Abstract
This project presents the design and implementation of a Retrieval-Augmented Generation (RAG) based Research Assistant that leverages Large Language Models (LLMs) and vector databases to provide accurate, context-aware responses to research-related queries. Unlike traditional question answering systems that rely solely on pretrained knowledge, the proposed assistant integrates document retrieval with generative AI, ensuring that answers are grounded in the provided research documents. The system utilizes document loading, text chunking, embedding generation, and semantic similarity search to retrieve relevant research content, which is then synthesized into comprehensive answers by an LLM. The solution demonstrates how RAG can enhance research workflows by enabling users to efficiently query and summarize large volumes of unstructured text.
Methodology
1. Data Collection and Preprocessing
- Research publications in .txt format were loaded using a document loader.
- Each document was split into overlapping text chunks using a recursive character text splitter to preserve semantic meaning while maintaining manageable input sizes for embeddings.
2. Embedding and Storage
- Each text chunk was transformed into a dense vector representation using the HuggingFace MiniLM embedding model.
- The embeddings, along with their metadata (title, chunk ID), were stored in a ChromaDB vector database for efficient similarity search.
3. Retrieval
- When a user asks a question, the query is embedded into a vector representation using the same embedding model.
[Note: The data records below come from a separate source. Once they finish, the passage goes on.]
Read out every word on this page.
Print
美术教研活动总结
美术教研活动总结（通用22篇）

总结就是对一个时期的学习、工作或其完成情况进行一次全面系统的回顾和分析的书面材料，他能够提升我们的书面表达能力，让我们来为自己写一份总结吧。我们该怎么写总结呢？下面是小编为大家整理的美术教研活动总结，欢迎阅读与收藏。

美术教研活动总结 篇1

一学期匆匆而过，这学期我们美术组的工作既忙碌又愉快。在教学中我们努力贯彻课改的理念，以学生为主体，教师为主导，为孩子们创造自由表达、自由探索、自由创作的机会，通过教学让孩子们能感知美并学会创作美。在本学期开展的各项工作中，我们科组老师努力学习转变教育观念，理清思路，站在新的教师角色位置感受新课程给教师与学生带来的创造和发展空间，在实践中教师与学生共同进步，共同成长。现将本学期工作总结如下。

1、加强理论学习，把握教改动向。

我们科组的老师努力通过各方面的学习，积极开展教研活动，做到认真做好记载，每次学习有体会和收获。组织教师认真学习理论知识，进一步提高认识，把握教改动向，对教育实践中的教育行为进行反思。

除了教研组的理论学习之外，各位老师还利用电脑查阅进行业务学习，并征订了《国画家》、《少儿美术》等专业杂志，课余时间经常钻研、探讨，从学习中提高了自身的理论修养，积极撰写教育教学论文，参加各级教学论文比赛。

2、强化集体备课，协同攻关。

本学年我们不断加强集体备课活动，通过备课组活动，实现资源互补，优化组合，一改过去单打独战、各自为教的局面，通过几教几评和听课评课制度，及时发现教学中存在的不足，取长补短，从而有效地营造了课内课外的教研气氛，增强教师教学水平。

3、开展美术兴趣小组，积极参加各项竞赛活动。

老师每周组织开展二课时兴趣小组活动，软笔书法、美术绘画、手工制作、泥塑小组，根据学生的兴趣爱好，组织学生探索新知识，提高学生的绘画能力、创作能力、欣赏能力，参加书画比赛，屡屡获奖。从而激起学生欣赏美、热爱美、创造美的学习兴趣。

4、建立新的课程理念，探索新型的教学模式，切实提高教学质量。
- A similarity search is performed in ChromaDB to retrieve the most relevant chunks of text from the research publications.
4. Generation
- The retrieved context is combined with the user’s query and passed into a Large Language Model (ChatGroq – Llama 3.3 70B) using a structured prompt template.
- The LLM synthesizes an answer that is both contextually relevant and grounded in the research documents.
5. Evaluation
- The system outputs both the AI-generated answer and the list of document chunks (sources) used to generate the response, ensuring transparency and traceability.
Results
- The system successfully integrated document retrieval with LLM-based text generation, creating a research assistant capable of answering queries with supporting sources.
- On queries such as “Types of learning in AI” and “Examples of neural networks”, the assistant produced comprehensive, contextually grounded answers along with relevant references from the research documents.
- The use of embeddings and vector search improved retrieval accuracy, ensuring that answers were not hallucinated but anchored in actual research texts.